I will let you know how decoys work in a few weeks. I'm going to put one to the test and see if i can really get them to react to it.


----------



## Fallguy (Jan 23, 2004)

Brad. T.

Yes I am at Central. I took Field from V.A. when he retired. I understand you are a Central grad. I put two and two together when I heard you made it to the National Calling Contest. Right now I only know how to mount birds. I would like to learn fish. We had some good projects this year. A few nice pheasants, two nice mallards, and a great flying Ruddy Duck. Some of the others that aren't so good will have to serve as decoys or examples of how taxidermy is NOT to be done.

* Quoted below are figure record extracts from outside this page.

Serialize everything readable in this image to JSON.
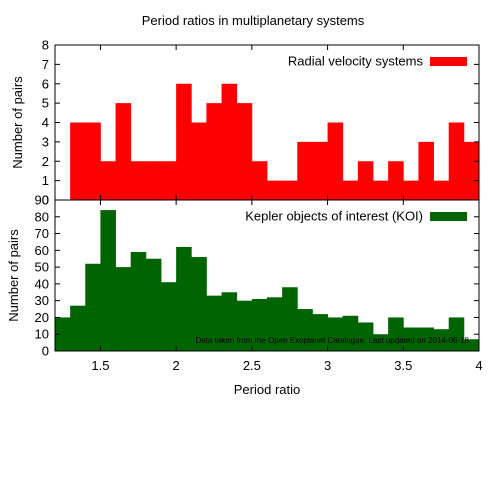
{
  "figure": {
    "title": "Period ratios in multiplanetary systems",
    "xlabel": "Period ratio",
    "note": "Data taken from the Open Exoplanet Catalogue. Last updated on 2014-06-18"
  },
  "chart_data": [
    {
      "type": "bar",
      "title": "Period ratios in multiplanetary systems",
      "series": [
        {
          "name": "Radial velocity systems",
          "color": "#ff0000"
        }
      ],
      "bin_width": 0.1,
      "x": [
        1.25,
        1.35,
        1.45,
        1.55,
        1.65,
        1.75,
        1.85,
        1.95,
        2.05,
        2.15,
        2.25,
        2.35,
        2.45,
        2.55,
        2.65,
        2.75,
        2.85,
        2.95,
        3.05,
        3.15,
        3.25,
        3.35,
        3.45,
        3.55,
        3.65,
        3.75,
        3.85,
        3.95
      ],
      "values": [
        0,
        4,
        4,
        2,
        5,
        2,
        2,
        2,
        6,
        4,
        5,
        6,
        5,
        2,
        1,
        1,
        3,
        3,
        4,
        1,
        2,
        1,
        2,
        1,
        3,
        1,
        4,
        3
      ],
      "ylabel": "Number of pairs",
      "xlim": [
        1.2,
        4.0
      ],
      "ylim": [
        0,
        8
      ],
      "yticks": [
        "0",
        "1",
        "2",
        "3",
        "4",
        "5",
        "6",
        "7",
        "8"
      ],
      "xticks": [],
      "legend": "top-right"
    },
    {
      "type": "bar",
      "series": [
        {
          "name": "Kepler objects of interest (KOI)",
          "color": "#006400"
        }
      ],
      "bin_width": 0.1,
      "x": [
        1.25,
        1.35,
        1.45,
        1.55,
        1.65,
        1.75,
        1.85,
        1.95,
        2.05,
        2.15,
        2.25,
        2.35,
        2.45,
        2.55,
        2.65,
        2.75,
        2.85,
        2.95,
        3.05,
        3.15,
        3.25,
        3.35,
        3.45,
        3.55,
        3.65,
        3.75,
        3.85,
        3.95
      ],
      "values": [
        20,
        27,
        52,
        84,
        50,
        59,
        55,
        41,
        62,
        56,
        33,
        35,
        30,
        31,
        32,
        38,
        25,
        22,
        20,
        21,
        17,
        10,
        20,
        14,
        14,
        13,
        20,
        7
      ],
      "ylabel": "Number of pairs",
      "xlabel": "Period ratio",
      "xlim": [
        1.2,
        4.0
      ],
      "ylim": [
        0,
        90
      ],
      "yticks": [
        "0",
        "10",
        "20",
        "30",
        "40",
        "50",
        "60",
        "70",
        "80",
        "90"
      ],
      "xticks": [
        "1.5",
        "2",
        "2.5",
        "3",
        "3.5",
        "4"
      ],
      "legend": "top-right"
    }
  ]
}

I have another pheasant I want to try as a decoy. I may include calling into the mix, but I will have to purchase a pheasant call.


----------



## Brad.T (Mar 29, 2004)

I was in Field Two years with V.A a tech my senior year. I'm not going to school and working at Sportsmans Taxidermy in EGF. Vince used to bring the class over for a tour and too look at some of the stuff we do if you ever want to let me know or call the shop and we can discuss a time that will work out. I will have to try to get up to the school and BS a little and look at the mounts. My taxidermy project in that class as tanning my first called coyote!!!!
Say Hi to Nancy Greenwood for me!!!!!


----------



## Fallguy (Jan 23, 2004)

Brad T.

That is cool that you are working at the shop. We are done with taxidermy this year, but next year I would love to bring the kids there. It will give them an idea as to how BIG the project is that they are doing. Some of them don't realize that there is so much knowledge and time involved, and that a professional gets paid big bucks for a good mount. I would like to learn about tanning hides. I have not yet harvested a coyote, but I have called two in (my friend shot the one and the other was too far away). When I do get my first I want to tan it myself. If you could send me some info on self tanning that would be great. Could I do it in my garage at home? I will keep your employment in mind. If I ever want something done professionally I will bring it to you.


----------



## Brad.T (Mar 29, 2004)

Give me a little while to get something put together for your self tanning.


----------